I loved the scene setting moments where they froze in time, like a snapshot of that moment beginning (or ending) and the sense of the flow as if the end of one is the beginning of something that happen simultaneously or previously. And I liked how the ending moments started getting interspersed and meaning built slowly over time as more context presented itself. You had to fill in the gaps and come up with different stories about things until more information made it clear what was indeed happening. They pulled it off pretty smoothly, given how awkward that could be.
I was once engaged to a phenomenal theater director. He was so good at making a play sexy and alluring – drawing you in and yet also giving those Brechtian moments when you have to stop and realize you are in a theater watching the play – catharsis disrupted. Moments of self-awareness. This play did that very effectively and very, very briefly without being pedantic. Very smooth.

I saw this lovely poster on the Tube. Look at the eyes.
After the play, we cabbed it to the Wellcome Museum for Death: A Self Portrait Show. I had seen the poster, (posted in earlier post, see image small here) and I was eager to check it out. I also really loved it. Being present in the moment through this experience as well. Allowing it to be momentous.
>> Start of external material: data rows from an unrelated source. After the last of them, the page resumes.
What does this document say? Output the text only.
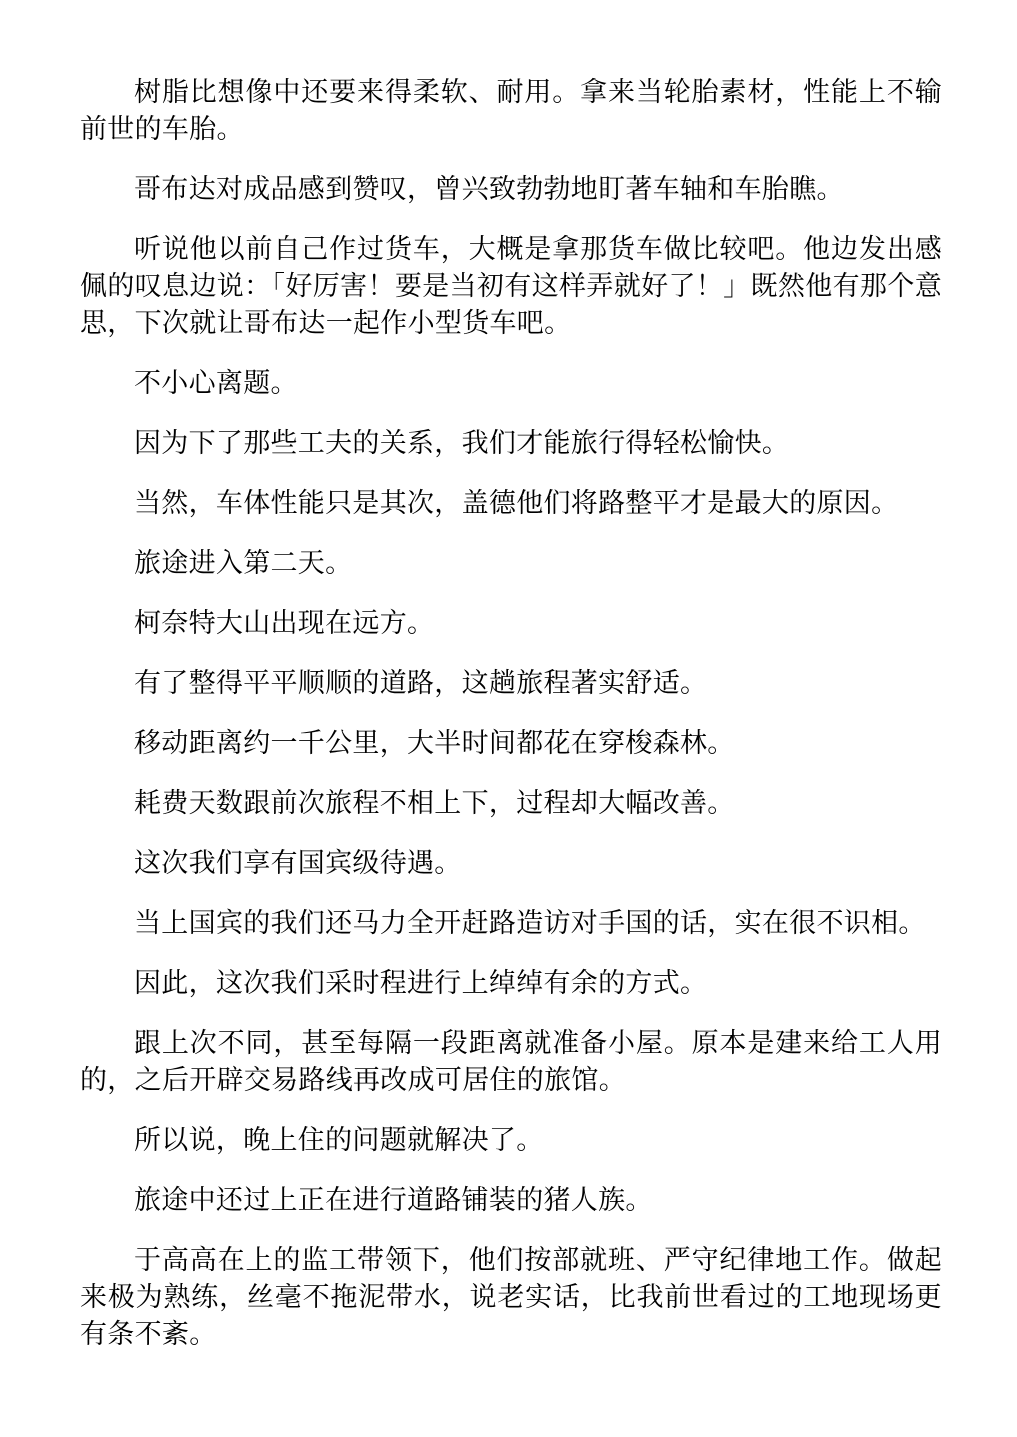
树脂比想像中还要来得柔软、耐用。拿来当轮胎素材，性能上不输前世的车胎。

哥布达对成品感到赞叹，曾兴致勃勃地盯著车轴和车胎瞧。

听说他以前自己作过货车，大概是拿那货车做比较吧。他边发出感佩的叹息边说：「好厉害！要是当初有这样弄就好了！」既然他有那个意思，下次就让哥布达一起作小型货车吧。

不小心离题。

因为下了那些工夫的关系，我们才能旅行得轻松愉快。

当然，车体性能只是其次，盖德他们将路整平才是最大的原因。

旅途进入第二天。

柯奈特大山出现在远方。

有了整得平平顺顺的道路，这趟旅程著实舒适。

移动距离约一千公里，大半时间都花在穿梭森林。

耗费天数跟前次旅程不相上下，过程却大幅改善。

这次我们享有国宾级待遇。

当上国宾的我们还马力全开赶路造访对手国的话，实在很不识相。

因此，这次我们采时程进行上绰绰有余的方式。

跟上次不同，甚至每隔一段距离就准备小屋。原本是建来给工人用的，之后开辟交易路线再改成可居住的旅馆。

所以说，晚上住的问题就解决了。

旅途中还过上正在进行道路铺装的猪人族。

于高高在上的监工带领下，他们按部就班、严守纪律地工作。做起来极为熟练，丝毫不拖泥带水，说老实话，比我前世看过的工地现场更有条不紊。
Here I am turning 40. It feels like rounding a corner on a phase of life. Death is that much closer. I want to look it in the eye without fear and with a heart full of love at the peace death offers. So while it may seem morbid to go to an exhibit on death for my birthday, for me it felt real, a humble acknowledgement of the shadow side underneath celebration: it is all so temporary so we should glory in it – until death – which is so very permanent.
Our relationship with death is so different now that it is so much rarer in the first world. And many of us haven’t seen much of it or it feels abstract compared to our ancestors from even just 100 years ago. I wish we had a healthier appreciation for death being part of the cycle of living… and I think it very fitting to be exiting one phase of my life, entering another and visiting an exhibit on death. It made me very happy. Thank you for humoring me, Manar and Marianne. I think we all enjoyed the infographic on a wall at the end, depicting the number of people who had died from which causes over the twentieth century. Really mind-blowing to see.
We closed the evening with vegetarian Indian at Marianne’s favorite place. Dinner was yummy. Nom nom nom. I heart Indian. Nom Nom nom… complex flavor….nom nom nom, presence.